The Importance of Thermoplastics To Product Development & Material Efficiency
One major characteristic that’s useful to understand when it comes to plastic prototype production and/or plastic part manufacturing is the distinction between thermoplastic and thermoset materials. To make a long story short, thermoplastic materials can be melted, cured (cooled down such that they become solid), melted again, cured again, and so forth. There is a limit to the number of times this process can be repeated depending on the particulars of the given material but the point is that thermoplastic materials can be melted multiple times without significantly degrading the material. Thermoset materials, by contrast can only be melted once. After a thermoset material cures, attempting to heat it again to its melting point would cause it to burn (rather than melt) the material. It is useful to think of a 2-part epoxy when trying to understand thermoset plastics. An epoxy, like a thermoset material, is liquid prior to setting. Once the resin dries, however, it is not possible to melt it again.
When it comes to injection molding it’s easy to misunderstand the relevancy of thermoset and thermoplastic materials. For starters, both thermoset and thermoplastic polymers can be injection molded. The primary difference applies after the injection mold cycle (typically only a few seconds in duration) when the molded plastic cures (solidifies). During injection molding plastic is heated and then injected into a metal “tool” (think of a cube with an internal cavity in the shape of your final part). In order to physically get to the cavity the molten plastic must first pass through a series of tunnels and entry points known as sprues, runners, and gates. Plastic cools every cycle within the mold cavity as well as within these channels that lead to the cavity. The material that solidifies in the sprues, runners, and gates is not part of the final product. It is essentially waste.
So what happens to this “waste” material during injection molding?
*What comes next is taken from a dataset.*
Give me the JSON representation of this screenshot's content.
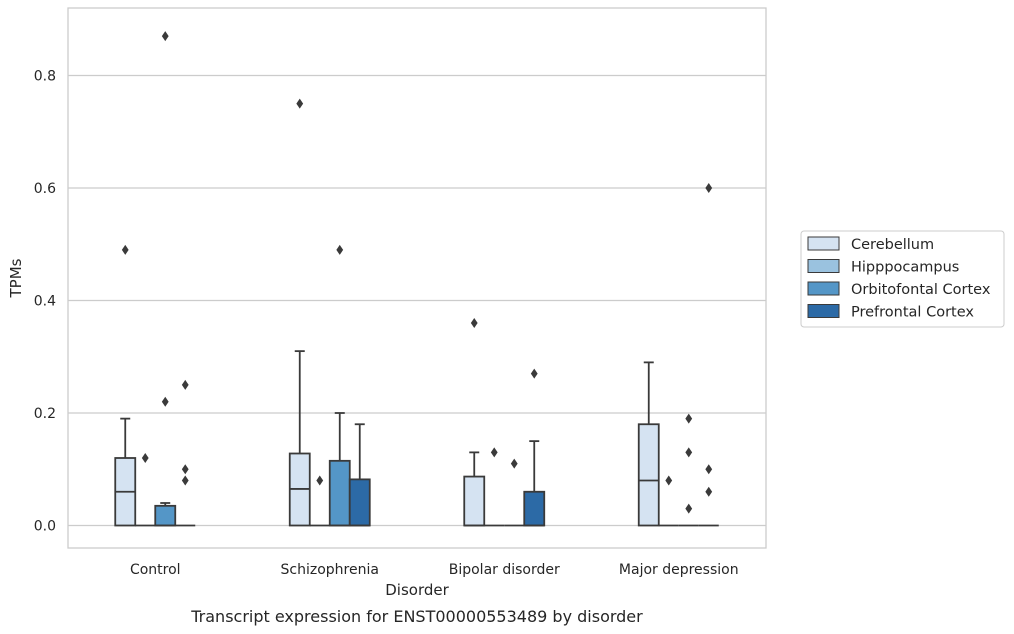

In the event that a thermoplastic material is being used for injection molding, it can be recycled and used again (oftentimes this occurs right on the factory floor). Solid material left over after each cycle in the sprues, runners, and gate locations can frequently be combined with the raw material that originally goes into the injection molding press. The same is true with material from rejected parts or the overflow material on the edges of parts where the mold tool was not 100% airtight. All of this plastic (called “regrind”) can be ground up and recycled back into the beginning of the process. This all translates into higher efficiency and ultimately means lower costs for the end consumer and a more competitive or higher margin product for the producer. Of note, that does not mean that a precisely designed mold tool is unnecessary for injection molding with thermoplastics. To the contrary, oftentimes quality control measures limit the amount of regrind that can be reused as a percentage of total plastic to prevent potential degradation of material properties.
In the event that a thermoset material is being used, the solid material from the sprues, runners, and gates is virtually guaranteed to be thrown away as waste. That means that all other things being equal (disclaimer: this is a bad assumption) that the end product will cost more.
Why else does the distinction between thermoplastics and thermoset materials matter?
As you might imagine, the same characteristics are relevant at the end of a plastic part’s lifecycle when it comes time to either throw away or recycle the material. Consider the plastic water bottles sold millions of times everyday. The 500mL of water inside is consumed in a matter of minutes while the bottle, if thrown into a landfill, would take hundreds of years to biodegrade. The number of plastic bottles in landfills eventually becomes an environmental issue if recycling is not a player in the process. Consequently most plastic bottles are made in whole or at least in part from recycled material. Take a look for yourself. The resin identification code on your plastic bottle is likely to read “1” which identifies materials made from polyethylene terephthalate (PET), a thermoplastic material.
In conclusion, thermoplastics provide some major advantages to manufacturers, consumers, and society in general. The fact that they can be easily recycled means that we are more responsibly stewarding our natural resources while the fact that manufacturing waste can be reused (thus preventing it from becoming “waste” in the first place) makes them a favorable choice if specific material properties aren’t exclusively available with a thermoset material.